Phil has sent an Excel file listing WWTPs in the Martini setup that discharge directly to the fjord (see e-mail received 08.09.2025). In Phil's file there are 22 sites marked as "internal" to the marine model.

This notebook checks Phil's list against the data in TEOTIL3.

In [3]:
# Period of interest
st_yr, end_yr = 2017, 2019

# Vassdragsområder of interest
vassom_list = range(1, 18)

# Only consider sites bigger than this
capacity_thresh = 10000

teo3_base_dir = r"/home/jovyan/shared/common/teotil3"

In [4]:
df_list = []
for year in range(st_yr, end_yr + 1):
    df = teo.io.get_raw_annual_point_data(
        eng,
        year,
        "large wastewater",
        par_list=[
            "totn_kg",
            "din_kg",
            "ton_kg",
            "totp_kg",
            "tdp_kg",
            "tpp_kg",
            "toc_kg",
            "ss_kg",
        ],
    )

    # Get capacity data
    cap_xls = os.path.join(
        teo3_base_dir, "point_data", str(year), f"large_wastewater_{year}_raw.xlsx"
    )
    cap_df = pd.read_excel(cap_xls)[["anlegg_nr", "year", 'kilderefnr', "current_capacity"]].rename(
        columns={"anlegg_nr": "site_id"}
    )
    df = pd.merge(df, cap_df, how="left", on=["site_id", "year"])
    df_list.append(df)
df = pd.concat(df_list, axis="rows")

# Filter to region of interest
df["vassom"] = df["regine"].str.split(".", n=1, expand=True)[0].astype(int)
df = df.query("vassom in @vassom_list").reset_index(drop=True)
del df["vassom"]

# Filter by capacity
df = df.query("current_capacity >= @capacity_thresh")

cols = [
    "site_id",
    'kilderefnr',
    "site_name",
    "site_x_utm33",
    "site_y_utm33",
    "outlet_x_utm33",
    "outlet_y_utm33",
]
site_df = df.drop_duplicates(subset=cols)[cols]
assert site_df["site_id"].is_unique

# Convert to gdf
site_gdf = gpd.GeoDataFrame(
    site_df,
    geometry=gpd.points_from_xy(
        site_df["outlet_x_utm33"], site_df["outlet_y_utm33"], crs="epsg:25833"
    ),
)

# Spatial join with Norway land area
shp_path = (
    r"/home/jovyan/shared/common/01_datasets/spatial/vector/Fennoscandia_Countries.shp"
)
gdf = gpd.read_file(shp_path).query("NAME == 'Norway'").to_crs("epsg:25833")
site_gdf = gpd.sjoin(site_gdf, gdf, how="left", predicate="intersects")
site_gdf['direct'] = site_gdf['NAME'].fillna(1).replace({'Norway':0})
site_gdf = site_gdf.drop(columns=['index_right', 'NAME'])

# Print summary
direct = site_gdf.query("direct == 1")
land = site_gdf.query("direct == 0")
print('Direct:', len(direct))
print('Land:', len(land))

direct.sort_values('kilderefnr').head(50)

Direct: 24
Land: 39


  site_gdf['direct'] = site_gdf['NAME'].fillna(1).replace({'Norway':0})

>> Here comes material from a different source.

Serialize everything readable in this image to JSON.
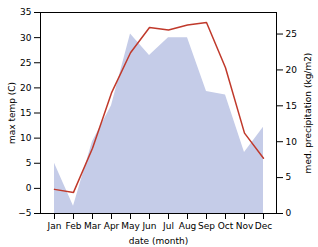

Unnamed: 0,site_id,kilderefnr,site_name,site_x_utm33,site_y_utm33,outlet_x_utm33,outlet_y_utm33,geometry,direct
6,3101.0055.01,0101AL07,Remmendalen avløpsanlegg,291726.78537,6559128.0,291532.153379,6558785.0,POINT (291532.153 6558784.914),1
7,3103.0052.03,0104AL01,Kambo avløpsanlegg,255718.040625,6600681.0,255525.946599,6600990.0,POINT (255525.947 6600989.722),1
12,3107.0134.01,0106AL00,Øra avløpsanlegg,269663.26917,6567409.0,268769.453093,6567356.0,POINT (268769.453 6567356.48),1
8,3103.0153.01,0136AL00,Fuglevik avløpsanlegg,253652.727739,6590854.0,252657.971203,6590931.0,POINT (252657.971 6590930.675),1
63,3216.0024.01,0211AL47,Søndre Follo renseanlegg,256107.565063,6613539.0,253853.012315,6612885.0,POINT (253853.012 6612885.381),1
64,3218.0016.01,0214AL23,Nordre Follo renseanlegg,263160.17517,6631487.0,259928.435329,6633273.0,POINT (259928.435 6633272.865),1
34,3203.0059.01,0220AL01,Sentralrenseanlegg Vest (VEAS),247524.527452,6636968.0,248266.010514,6636757.0,POINT (248266.011 6636756.946),1
0,0301.0979.01,0301AL01,Bekkelaget renseanlegg med tilførselstuneller ...,263347.073035,6646048.0,262704.276918,6645807.0,POINT (262704.277 6645806.588),1
84,3301.0187.01,0602AL06,Solumstrand avløpsanlegg,233877.177595,6628837.0,234038.163322,6628972.0,POINT (234038.163 6628972.24),1
85,3301.0201.01,0602AL45,Muusøya avløpsanlegg,227804.509452,6633602.0,227827.364928,6633466.0,POINT (227827.365 6633466.105),1


This list is similar to Phil's, but not the same. However, since we aren't re-running the baseline in the marine model, I think it makes sense to use Phil's dataset.